Klinker or plaster? Durability / appearance?

  • Erstellt am 2013-04-12 08:21:01

kaho674

2018-03-05 11:54:48
  • #1
The gray is dull. If using bricks, then classic red.
 

Müllerin

2018-03-05 12:23:44
  • #2
Exactly. Nice red or red-multicolored clinker. I find white and [zahlsteingelb] ugly, everything darker than red as well. And then nicely smooth, but not bossed.
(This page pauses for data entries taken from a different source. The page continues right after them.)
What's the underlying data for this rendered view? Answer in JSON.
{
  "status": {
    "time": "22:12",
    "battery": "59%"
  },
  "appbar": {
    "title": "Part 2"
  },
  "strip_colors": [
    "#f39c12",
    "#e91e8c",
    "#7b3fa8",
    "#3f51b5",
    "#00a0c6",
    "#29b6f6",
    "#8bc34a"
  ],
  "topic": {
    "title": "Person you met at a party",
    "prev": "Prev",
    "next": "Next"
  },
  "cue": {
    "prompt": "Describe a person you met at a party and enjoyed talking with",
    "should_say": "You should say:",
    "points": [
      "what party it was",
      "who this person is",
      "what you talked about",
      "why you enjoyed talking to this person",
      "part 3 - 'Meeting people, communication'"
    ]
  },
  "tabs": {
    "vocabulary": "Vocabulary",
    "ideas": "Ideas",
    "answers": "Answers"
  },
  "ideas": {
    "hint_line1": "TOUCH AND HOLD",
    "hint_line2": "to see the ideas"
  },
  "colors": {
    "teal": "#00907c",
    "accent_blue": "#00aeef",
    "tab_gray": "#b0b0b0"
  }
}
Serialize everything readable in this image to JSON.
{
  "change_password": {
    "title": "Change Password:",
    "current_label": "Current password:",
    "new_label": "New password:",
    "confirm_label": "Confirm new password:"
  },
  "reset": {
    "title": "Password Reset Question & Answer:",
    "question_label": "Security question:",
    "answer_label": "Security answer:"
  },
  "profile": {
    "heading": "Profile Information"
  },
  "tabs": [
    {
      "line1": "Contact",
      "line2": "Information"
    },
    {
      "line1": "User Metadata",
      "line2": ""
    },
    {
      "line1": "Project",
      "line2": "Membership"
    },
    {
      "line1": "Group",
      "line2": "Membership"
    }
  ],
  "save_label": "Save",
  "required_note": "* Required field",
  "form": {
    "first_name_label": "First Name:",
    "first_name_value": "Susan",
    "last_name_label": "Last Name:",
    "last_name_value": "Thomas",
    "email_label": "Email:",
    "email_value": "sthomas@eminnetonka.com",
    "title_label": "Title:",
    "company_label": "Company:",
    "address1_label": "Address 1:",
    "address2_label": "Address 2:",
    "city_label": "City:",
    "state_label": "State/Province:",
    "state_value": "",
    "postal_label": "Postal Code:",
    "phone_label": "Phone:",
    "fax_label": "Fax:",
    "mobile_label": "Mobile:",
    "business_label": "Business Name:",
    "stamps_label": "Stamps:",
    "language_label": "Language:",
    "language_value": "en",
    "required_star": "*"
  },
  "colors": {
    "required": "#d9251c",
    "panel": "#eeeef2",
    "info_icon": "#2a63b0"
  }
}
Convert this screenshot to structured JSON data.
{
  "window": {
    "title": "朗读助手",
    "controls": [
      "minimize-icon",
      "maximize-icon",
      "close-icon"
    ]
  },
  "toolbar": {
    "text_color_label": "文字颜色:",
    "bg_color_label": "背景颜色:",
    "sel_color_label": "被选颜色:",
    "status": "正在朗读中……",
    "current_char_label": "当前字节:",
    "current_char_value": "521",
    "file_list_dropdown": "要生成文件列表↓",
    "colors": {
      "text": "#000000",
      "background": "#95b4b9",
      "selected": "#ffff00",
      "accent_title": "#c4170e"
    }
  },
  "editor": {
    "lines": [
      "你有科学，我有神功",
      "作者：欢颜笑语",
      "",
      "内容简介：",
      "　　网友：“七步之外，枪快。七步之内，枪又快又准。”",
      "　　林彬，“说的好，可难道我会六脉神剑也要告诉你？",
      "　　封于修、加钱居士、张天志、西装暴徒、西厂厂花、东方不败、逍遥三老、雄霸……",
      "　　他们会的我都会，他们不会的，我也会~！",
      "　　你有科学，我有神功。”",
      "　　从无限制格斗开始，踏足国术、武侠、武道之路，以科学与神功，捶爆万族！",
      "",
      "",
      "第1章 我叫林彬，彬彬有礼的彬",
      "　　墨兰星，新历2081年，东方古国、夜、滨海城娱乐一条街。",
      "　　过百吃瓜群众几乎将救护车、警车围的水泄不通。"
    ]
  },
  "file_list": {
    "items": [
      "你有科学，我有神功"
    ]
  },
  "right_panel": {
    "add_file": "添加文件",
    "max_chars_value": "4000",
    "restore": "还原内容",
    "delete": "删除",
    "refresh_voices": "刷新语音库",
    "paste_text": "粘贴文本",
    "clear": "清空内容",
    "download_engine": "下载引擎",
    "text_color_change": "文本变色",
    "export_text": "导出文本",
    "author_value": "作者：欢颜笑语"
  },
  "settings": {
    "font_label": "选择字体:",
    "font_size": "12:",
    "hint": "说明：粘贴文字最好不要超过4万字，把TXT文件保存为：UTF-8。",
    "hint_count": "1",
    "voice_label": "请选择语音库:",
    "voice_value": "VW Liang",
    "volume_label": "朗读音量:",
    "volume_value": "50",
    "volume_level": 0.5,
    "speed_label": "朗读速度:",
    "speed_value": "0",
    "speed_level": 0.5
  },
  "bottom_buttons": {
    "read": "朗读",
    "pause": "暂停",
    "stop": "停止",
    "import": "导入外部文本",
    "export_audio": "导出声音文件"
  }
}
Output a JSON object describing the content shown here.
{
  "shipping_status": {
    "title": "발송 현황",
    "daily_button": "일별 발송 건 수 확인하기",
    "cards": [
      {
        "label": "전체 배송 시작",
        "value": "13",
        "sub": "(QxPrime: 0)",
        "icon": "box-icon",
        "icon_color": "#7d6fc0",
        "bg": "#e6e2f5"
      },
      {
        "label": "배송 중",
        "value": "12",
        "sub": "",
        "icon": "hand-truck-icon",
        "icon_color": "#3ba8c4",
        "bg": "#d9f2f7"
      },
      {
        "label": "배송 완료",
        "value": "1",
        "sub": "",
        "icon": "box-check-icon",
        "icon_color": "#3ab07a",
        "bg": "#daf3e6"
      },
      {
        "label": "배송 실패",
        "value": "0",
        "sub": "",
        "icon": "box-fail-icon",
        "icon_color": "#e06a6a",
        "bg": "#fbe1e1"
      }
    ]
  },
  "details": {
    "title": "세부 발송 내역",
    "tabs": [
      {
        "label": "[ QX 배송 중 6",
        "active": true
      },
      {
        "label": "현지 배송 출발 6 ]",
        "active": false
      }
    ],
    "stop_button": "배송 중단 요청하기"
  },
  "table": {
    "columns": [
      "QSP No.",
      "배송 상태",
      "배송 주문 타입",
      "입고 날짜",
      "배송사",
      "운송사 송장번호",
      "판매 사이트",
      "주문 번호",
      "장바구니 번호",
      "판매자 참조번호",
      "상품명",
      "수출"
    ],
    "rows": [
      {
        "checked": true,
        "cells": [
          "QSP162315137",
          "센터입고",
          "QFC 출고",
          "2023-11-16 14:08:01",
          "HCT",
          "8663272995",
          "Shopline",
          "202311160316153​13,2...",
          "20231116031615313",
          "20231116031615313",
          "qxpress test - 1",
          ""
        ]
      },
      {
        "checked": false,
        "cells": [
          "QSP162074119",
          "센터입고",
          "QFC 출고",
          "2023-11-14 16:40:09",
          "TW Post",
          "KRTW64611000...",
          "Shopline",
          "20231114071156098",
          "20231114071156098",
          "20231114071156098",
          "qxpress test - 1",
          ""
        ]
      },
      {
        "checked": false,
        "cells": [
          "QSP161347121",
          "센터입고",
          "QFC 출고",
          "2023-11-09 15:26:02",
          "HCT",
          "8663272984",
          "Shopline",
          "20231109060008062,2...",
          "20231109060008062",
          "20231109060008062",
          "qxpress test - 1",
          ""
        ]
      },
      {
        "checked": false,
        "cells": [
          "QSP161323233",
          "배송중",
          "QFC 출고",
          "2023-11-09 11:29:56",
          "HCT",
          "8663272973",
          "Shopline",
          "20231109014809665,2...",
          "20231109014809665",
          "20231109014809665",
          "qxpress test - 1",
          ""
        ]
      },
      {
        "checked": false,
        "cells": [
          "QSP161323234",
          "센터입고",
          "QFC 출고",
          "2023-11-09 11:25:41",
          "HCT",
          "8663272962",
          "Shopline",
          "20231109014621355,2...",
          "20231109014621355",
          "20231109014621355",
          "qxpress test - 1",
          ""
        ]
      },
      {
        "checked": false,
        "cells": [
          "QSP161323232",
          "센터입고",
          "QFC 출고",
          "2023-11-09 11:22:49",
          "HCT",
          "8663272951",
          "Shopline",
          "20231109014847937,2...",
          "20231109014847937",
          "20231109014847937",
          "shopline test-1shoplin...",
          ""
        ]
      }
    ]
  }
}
So now you know my taste - doesn’t help you with your house, does it?
 

Tego12

2018-03-05 14:06:29
  • #3
If [Klinker], then I am always in favor of classic red. Whether plaster or [Klinker]... well, purely a matter of taste... with plaster you are flexible later on, with [Klinker] you can really mess up (as my previous posters already said... yellow or white... the houses are now almost unsellable )
 

Caidori

2018-03-05 14:09:46
  • #4
I would always go in the red direction as well, there are so many beautiful ones and they are, at least for us, also timeless.
 

11ant

2018-03-05 15:45:34
  • #5

Oh nonsense, that’s just tourist folklore. Nordlys’ house also has neither brick veneer nor thatched roof or captain’s gable. Nevertheless, it is authentic for its North German location, simply because of "without knick-knacks and frills." North German can certainly mean something different to everyone; for me, for example, it is the folding door.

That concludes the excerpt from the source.